When it comes to cooking with pumpkin, there are a number of ‘go-to’ recipes in my collection, the most used being pumpkin soup. But pumpkin would have to be one of the most versatile vegetables around – it can be the hero of any sweet or savoury recipe – and with the cooler months upon us (in the southern hemisphere) it’s the perfect opportunity to experiment.
This pumpkin, leek and carrot tart is a surefire winner.
- 600g pumpkin, peeled and cut into 3cm pieces
- 2 leeks, white part only, sliced
- 1 bunch Dutch carrots, trimmed, cut in half lengthways
- 2 tbsp olive oil
- 2 sheets frozen puff pastry, partially thawed
- 3 eggs
- 300ml cooking cream
- 1 cup grated smoked cheddar
- 1 tbsp finely chopped thyme, to serve
- Preheat oven to 200C. Line a large baking tray with baking paper and grease a 30 x 20cm tin.
- Combine pumpkin, leek, carrots and oil in a large bowl. Spread vegetables on prepared tray. Season with salt and pepper. Roast for 20 minutes or until tender.

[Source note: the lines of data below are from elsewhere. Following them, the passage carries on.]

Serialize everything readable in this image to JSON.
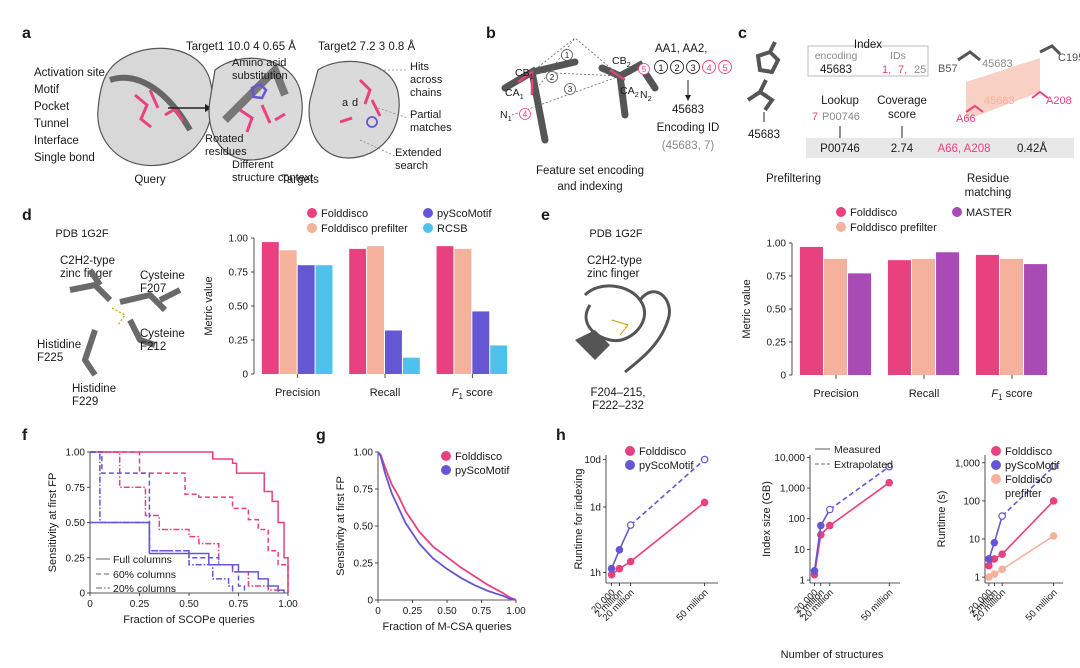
{
  "colors": {
    "folddisco": "#e9407f",
    "prefilter": "#f4b19c",
    "pyscomotif": "#6556d4",
    "rcsb": "#4ec1ec",
    "master": "#a94bb4",
    "grey_struct": "#7a7a7a",
    "pink": "#e8437e",
    "text": "#1a1a1a",
    "grey_text": "#8a8a8a"
  },
  "panel_letters": [
    "a",
    "b",
    "c",
    "d",
    "e",
    "f",
    "g",
    "h"
  ],
  "panel_a": {
    "query_features": [
      "Activation site",
      "Motif",
      "Pocket",
      "Tunnel",
      "Interface",
      "Single bond"
    ],
    "query_caption": "Query",
    "target1_header": "Target1  10.0   4   0.65 Å",
    "target2_header": "Target2  7.2   3   0.8 Å",
    "amino_acid_substitution": [
      "Amino acid",
      "substitution"
    ],
    "rotated_residues": [
      "Rotated",
      "residues"
    ],
    "different_context": [
      "Different",
      "structure context"
    ],
    "targets_caption": "Targets",
    "hits_across_chains": [
      "Hits",
      "across",
      "chains"
    ],
    "partial_matches": [
      "Partial",
      "matches"
    ],
    "extended_search": [
      "Extended",
      "search"
    ],
    "label_a": "a",
    "label_d": "d"
  },
  "panel_b": {
    "atoms": [
      "CB",
      "CA",
      "N",
      "CB",
      "CA",
      "N"
    ],
    "atom_subs": [
      "1",
      "1",
      "1",
      "2",
      "2",
      "2"
    ],
    "edge_numbers": [
      "1",
      "2",
      "3",
      "4",
      "5"
    ],
    "feature_header": "AA1, AA2,",
    "feature_list": [
      "1",
      "2",
      "3",
      "4",
      "5"
    ],
    "encoding_value": "45683",
    "encoding_id_label": "Encoding ID",
    "encoding_id_tuple": "(45683,   7)",
    "caption": [
      "Feature set encoding",
      "and indexing"
    ]
  },
  "panel_c": {
    "index_title": "Index",
    "encoding_header": "encoding",
    "ids_header": "IDs",
    "index_encoding": "45683",
    "index_ids": [
      "1",
      "7",
      "25"
    ],
    "lookup_label": "Lookup",
    "lookup_id": "7",
    "lookup_code": "P00746",
    "coverage_label": [
      "Coverage",
      "score"
    ],
    "left_code": "45683",
    "result_row": [
      "P00746",
      "2.74",
      "A66, A208",
      "0.42Å"
    ],
    "residues": [
      "B57",
      "45683",
      "C195",
      "45683",
      "A208",
      "A66"
    ],
    "prefiltering_caption": "Prefiltering",
    "residue_matching_caption": [
      "Residue",
      "matching"
    ]
  },
  "panel_d": {
    "pdb_label": "PDB 1G2F",
    "motif_label": [
      "C2H2-type",
      "zinc finger"
    ],
    "residue_labels": [
      [
        "Cysteine",
        "F207"
      ],
      [
        "Histidine",
        "F225"
      ],
      [
        "Cysteine",
        "F212"
      ],
      [
        "Histidine",
        "F229"
      ]
    ]
  },
  "panel_e": {
    "pdb_label": "PDB 1G2F",
    "motif_label": [
      "C2H2-type",
      "zinc finger"
    ],
    "range_label": [
      "F204–215,",
      "F222–232"
    ]
  },
  "h_xlabel": "Number of structures",
  "chart_data": [
    {
      "id": "d",
      "type": "bar",
      "categories": [
        "Precision",
        "Recall",
        "F1 score"
      ],
      "series": [
        {
          "name": "Folddisco",
          "values": [
            0.97,
            0.92,
            0.94
          ]
        },
        {
          "name": "Folddisco prefilter",
          "values": [
            0.91,
            0.94,
            0.92
          ]
        },
        {
          "name": "pyScoMotif",
          "values": [
            0.8,
            0.32,
            0.46
          ]
        },
        {
          "name": "RCSB",
          "values": [
            0.8,
            0.12,
            0.21
          ]
        }
      ],
      "ylabel": "Metric value",
      "ylim": [
        0,
        1
      ],
      "yticks": [
        "0",
        "0.25",
        "0.50",
        "0.75",
        "1.00"
      ],
      "legend": "top"
    },
    {
      "id": "e",
      "type": "bar",
      "categories": [
        "Precision",
        "Recall",
        "F1 score"
      ],
      "series": [
        {
          "name": "Folddisco",
          "values": [
            0.97,
            0.87,
            0.91
          ]
        },
        {
          "name": "Folddisco prefilter",
          "values": [
            0.88,
            0.88,
            0.88
          ]
        },
        {
          "name": "MASTER",
          "values": [
            0.77,
            0.93,
            0.84
          ]
        }
      ],
      "ylabel": "Metric value",
      "ylim": [
        0,
        1
      ],
      "yticks": [
        "0",
        "0.25",
        "0.50",
        "0.75",
        "1.00"
      ],
      "legend": "top"
    },
    {
      "id": "f",
      "type": "line",
      "xlabel": "Fraction of SCOPe queries",
      "ylabel": "Sensitivity at first FP",
      "xlim": [
        0,
        1
      ],
      "ylim": [
        0,
        1
      ],
      "xticks": [
        "0",
        "0.25",
        "0.50",
        "0.75",
        "1.00"
      ],
      "yticks": [
        "0",
        "0.25",
        "0.50",
        "0.75",
        "1.00"
      ],
      "legend_entries": [
        "Full columns",
        "60% columns",
        "20% columns"
      ],
      "series": [
        {
          "name": "Folddisco Full columns",
          "color": "folddisco",
          "dash": "solid",
          "x": [
            0,
            0.6,
            0.62,
            0.72,
            0.74,
            0.82,
            0.88,
            0.92,
            0.95,
            0.98,
            1.0
          ],
          "y": [
            1.0,
            1.0,
            0.95,
            0.92,
            0.85,
            0.85,
            0.72,
            0.65,
            0.5,
            0.25,
            0.0
          ]
        },
        {
          "name": "Folddisco 60% columns",
          "color": "folddisco",
          "dash": "dash",
          "x": [
            0,
            0.22,
            0.25,
            0.32,
            0.48,
            0.55,
            0.72,
            0.8,
            0.85,
            0.9,
            0.95,
            1.0
          ],
          "y": [
            1.0,
            1.0,
            0.85,
            0.85,
            0.7,
            0.68,
            0.6,
            0.52,
            0.45,
            0.3,
            0.2,
            0.0
          ]
        },
        {
          "name": "Folddisco 20% columns",
          "color": "folddisco",
          "dash": "dashdot",
          "x": [
            0,
            0.12,
            0.15,
            0.22,
            0.28,
            0.35,
            0.5,
            0.55,
            0.65,
            0.72,
            0.8,
            0.9,
            0.95
          ],
          "y": [
            1.0,
            1.0,
            0.75,
            0.75,
            0.55,
            0.45,
            0.4,
            0.35,
            0.2,
            0.15,
            0.05,
            0.02,
            0.0
          ]
        },
        {
          "name": "pyScoMotif Full columns",
          "color": "pyscomotif",
          "dash": "solid",
          "x": [
            0,
            0.28,
            0.3,
            0.5,
            0.6,
            0.75,
            0.85,
            0.9,
            0.95,
            0.98
          ],
          "y": [
            0.5,
            0.5,
            0.28,
            0.28,
            0.2,
            0.15,
            0.1,
            0.05,
            0.02,
            0.0
          ]
        },
        {
          "name": "pyScoMotif 60% columns",
          "color": "pyscomotif",
          "dash": "dash",
          "x": [
            0,
            0.05,
            0.06,
            0.3,
            0.5,
            0.65,
            0.72,
            0.75,
            0.78
          ],
          "y": [
            1.0,
            1.0,
            0.85,
            0.3,
            0.25,
            0.2,
            0.15,
            0.05,
            0.0
          ]
        },
        {
          "name": "pyScoMotif 20% columns",
          "color": "pyscomotif",
          "dash": "dashdot",
          "x": [
            0,
            0.02,
            0.05,
            0.3,
            0.5,
            0.62,
            0.7,
            0.72
          ],
          "y": [
            1.0,
            1.0,
            0.5,
            0.3,
            0.2,
            0.1,
            0.05,
            0.0
          ]
        }
      ]
    },
    {
      "id": "g",
      "type": "line",
      "xlabel": "Fraction of M-CSA queries",
      "ylabel": "Sensitivity at first FP",
      "xlim": [
        0,
        1
      ],
      "ylim": [
        0,
        1
      ],
      "xticks": [
        "0",
        "0.25",
        "0.50",
        "0.75",
        "1.00"
      ],
      "yticks": [
        "0",
        "0.25",
        "0.50",
        "0.75",
        "1.00"
      ],
      "legend": "top-right",
      "series": [
        {
          "name": "Folddisco",
          "x": [
            0,
            0.02,
            0.05,
            0.1,
            0.15,
            0.2,
            0.25,
            0.3,
            0.4,
            0.5,
            0.6,
            0.7,
            0.8,
            0.9,
            0.95,
            1.0
          ],
          "y": [
            1.0,
            0.98,
            0.9,
            0.78,
            0.7,
            0.6,
            0.53,
            0.46,
            0.36,
            0.29,
            0.22,
            0.16,
            0.1,
            0.05,
            0.02,
            0.0
          ]
        },
        {
          "name": "pyScoMotif",
          "x": [
            0,
            0.02,
            0.05,
            0.1,
            0.15,
            0.2,
            0.25,
            0.3,
            0.4,
            0.5,
            0.6,
            0.7,
            0.8,
            0.9,
            0.95,
            1.0
          ],
          "y": [
            1.0,
            0.97,
            0.86,
            0.72,
            0.62,
            0.52,
            0.45,
            0.38,
            0.28,
            0.21,
            0.15,
            0.1,
            0.06,
            0.03,
            0.01,
            0.0
          ]
        }
      ]
    },
    {
      "id": "h1",
      "type": "line",
      "ylabel": "Runtime for indexing",
      "yticks": [
        "1h",
        "1d",
        "10d"
      ],
      "xticks": [
        "20,000",
        "2 million",
        "20 million",
        "50 million"
      ],
      "log_y": true,
      "legend": "top-left",
      "series": [
        {
          "name": "Folddisco",
          "x": [
            0.02,
            0.5,
            2,
            50
          ],
          "y": [
            0.9,
            1.2,
            1.7,
            30
          ]
        },
        {
          "name": "pyScoMotif",
          "x": [
            0.02,
            0.5,
            2,
            50
          ],
          "y": [
            1.2,
            3,
            10,
            240
          ],
          "extrapolated_from": 2
        }
      ]
    },
    {
      "id": "h2",
      "type": "line",
      "ylabel": "Index size (GB)",
      "yticks": [
        "1",
        "10",
        "100",
        "1,000",
        "10,000"
      ],
      "xticks": [
        "20,000",
        "2 million",
        "20 million",
        "50 million"
      ],
      "log_y": true,
      "legend_entries": [
        "Measured",
        "Extrapolated"
      ],
      "series": [
        {
          "name": "Folddisco",
          "x": [
            0.02,
            0.5,
            2,
            50
          ],
          "y": [
            1.5,
            30,
            60,
            1500
          ]
        },
        {
          "name": "pyScoMotif",
          "x": [
            0.02,
            0.5,
            2,
            50
          ],
          "y": [
            2,
            60,
            200,
            5000
          ],
          "extrapolated_from": 2
        }
      ]
    },
    {
      "id": "h3",
      "type": "line",
      "ylabel": "Runtime (s)",
      "yticks": [
        "1",
        "10",
        "100",
        "1,000"
      ],
      "xticks": [
        "20,000",
        "2 million",
        "20 million",
        "50 million"
      ],
      "log_y": true,
      "legend": "top-left",
      "series": [
        {
          "name": "Folddisco",
          "x": [
            0.02,
            0.5,
            2,
            50
          ],
          "y": [
            2,
            3,
            4,
            100
          ]
        },
        {
          "name": "pyScoMotif",
          "x": [
            0.02,
            0.5,
            2,
            50
          ],
          "y": [
            3,
            8,
            40,
            800
          ],
          "extrapolated_from": 2
        },
        {
          "name": "Folddisco prefilter",
          "x": [
            0.02,
            0.5,
            2,
            50
          ],
          "y": [
            1,
            1.2,
            1.6,
            12
          ]
        }
      ]
    }
  ]
}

- Press edges of pastry sheets together along one edge, and line prepared tin, trimming short ends. Use excess pastry to form a double pastry border around tin edge, pressing together. Bake for 20 minutes or until golden. Cool. Reduce oven temperature to 180C.
- Meanwhile, whisk eggs and cream in a jug. Stir in cheese. Spread pumpkin and leeks over pastry. Top with carrots and gently pour egg mixture between carrots. Bake for 35 minutes or until set. Top with thyme, to serve.